Sory za nowy temat, ale news.neostrada juz wywalila mi moj poprzedni watek.
Wymieniony wodzik i walek zmiany biegow (ten, ktory obraca pamietnikiem). Roboty w sumie bedzie z 5 godzin, ale jakbym mial kogos do pomocy i maszyne polozona na boku to bym pewnie zmiescil sie w 2 godziny.
Rezultat: "slynnego" fazerowskiego pierdolniecia przy zmianie z 1 na 2 po prostu nie ma. Jest klikniecie i to dosc ciche. Pierwszy bieg na postoju - tutaj jest wyrazne i glosne uderzenie i lekkie szarpniecie do przodu. Potem z 1 na 2 zmiana polega na cichym kliknieciu, potem praktycznie nic.

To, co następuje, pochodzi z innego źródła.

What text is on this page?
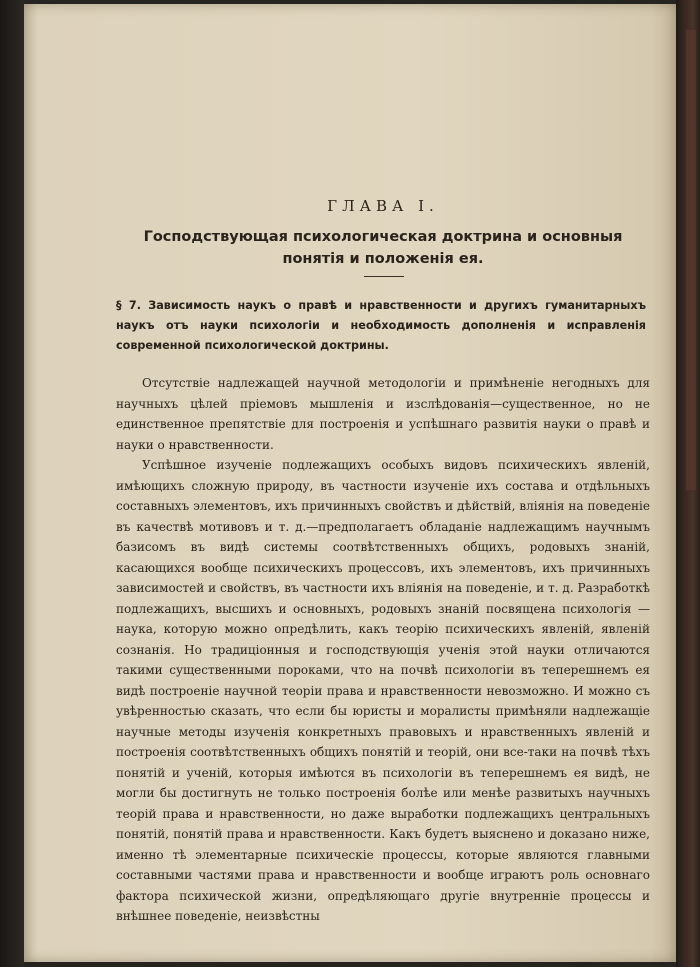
ГЛАВА I.
Господствующая психологическая доктрина и основныя понятія и положенія ея.
§ 7. Зависимость наукъ о правѣ и нравственности и другихъ гуманитарныхъ наукъ отъ науки психологіи и необходимость дополненія и исправленія современной психологической доктрины.

Отсутствіе надлежащей научной методологіи и примѣненіе негодныхъ для научныхъ цѣлей пріемовъ мышленія и изслѣдованія—существенное, но не единственное препятствіе для построенія и успѣшнаго развитія науки о правѣ и науки о нравственности.

Успѣшное изученіе подлежащихъ особыхъ видовъ психическихъ явленій, имѣющихъ сложную природу, въ частности изученіе ихъ состава и отдѣльныхъ составныхъ элементовъ, ихъ причинныхъ свойствъ и дѣйствій, вліянія на поведеніе въ качествѣ мотивовъ и т. д.—предполагаетъ обладаніе надлежащимъ научнымъ базисомъ въ видѣ системы соотвѣтственныхъ общихъ, родовыхъ знаній, касающихся вообще психическихъ процессовъ, ихъ элементовъ, ихъ причинныхъ зависимостей и свойствъ, въ частности ихъ вліянія на поведеніе, и т. д. Разработкѣ подлежащихъ, высшихъ и основныхъ, родовыхъ знаній посвящена психологія — наука, которую можно опредѣлить, какъ теорію психическихъ явленій, явленій сознанія. Но традиціонныя и господствующія ученія этой науки отличаются такими существенными пороками, что на почвѣ психологіи въ теперешнемъ ея видѣ построеніе научной теоріи права и нравственности невозможно. И можно съ увѣренностью сказать, что если бы юристы и моралисты примѣняли надлежащіе научные методы изученія конкретныхъ правовыхъ и нравственныхъ явленій и построенія соотвѣтственныхъ общихъ понятій и теорій, они все-таки на почвѣ тѣхъ понятій и ученій, которыя имѣются въ психологіи въ теперешнемъ ея видѣ, не могли бы достигнуть не только построенія болѣе или менѣе развитыхъ научныхъ теорій права и нравственности, но даже выработки подлежащихъ центральныхъ понятій, понятій права и нравственности. Какъ будетъ выяснено и доказано ниже, именно тѣ элементарные психическіе процессы, которые являются главными составными частями права и нравственности и вообще играютъ роль основнаго фактора психической жизни, опредѣляющаго другіе внутренніе процессы и внѣшнее поведеніе, неизвѣстны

Kazdy fazer, na ktorym jechalem (jak szukalem maszyny, zeby kupic dla siebie) mial przypadlosc polegajaca na bardzo glosnej zmianie z 1 na 2. Ten ktorego kupilem wcale tej zmiany nie mial ani glosniejszej, ani wypadajacego biegu, ani nic.
Moja rada? Jesli jest konkretne pierdolniecie przy zmianie z 1 na 2 to wymienic/sprawdzic wodzik zanim bieg zazcznie wyskakiwac. Cala operacja to wyjecie sprzegla i odkrecenie misy olejowej. Wodzik to koszt ponizej 200zl, a uszczelki (org na sprzeglo i mise olejowa) to okolo 100zl. Wymiana trybow jest o tyle nieciekawa, ze trzeba zdjac cylindry (chowaja sie pod nimi 2 sruby).
--
pzdr:
Ivam
2 |
Data: Maj 01 2010 17:56:53 |
Temat: Re: Moja skrzynia biegow - po raz trzeci i ostatni (mam nadzieje). |
Autor: Michał V-R |
W dniu 2010-04-30 06:00, Ivam pisze:
Sory za nowy temat, ale news.neostrada juz wywalila mi moj poprzedni watek.
Wymieniony wodzik i walek zmiany biegow (ten, ktory obraca
pamietnikiem). Roboty w sumie bedzie z 5 godzin, ale jakbym mial kogos
do pomocy i maszyne polozona na boku to bym pewnie zmiescil sie w 2
godziny.
Rezultat: "slynnego" fazerowskiego pierdolniecia przy zmianie z 1 na 2
po prostu nie ma. Jest klikniecie i to dosc ciche. Pierwszy bieg na
postoju - tutaj jest wyrazne i glosne uderzenie i lekkie szarpniecie do
przodu. Potem z 1 na 2 zmiana polega na cichym kliknieciu, potem
praktycznie nic.
To pogratulowac, ze wszystko sie dobrze skonczylo i niewielkim nakladem finansowym.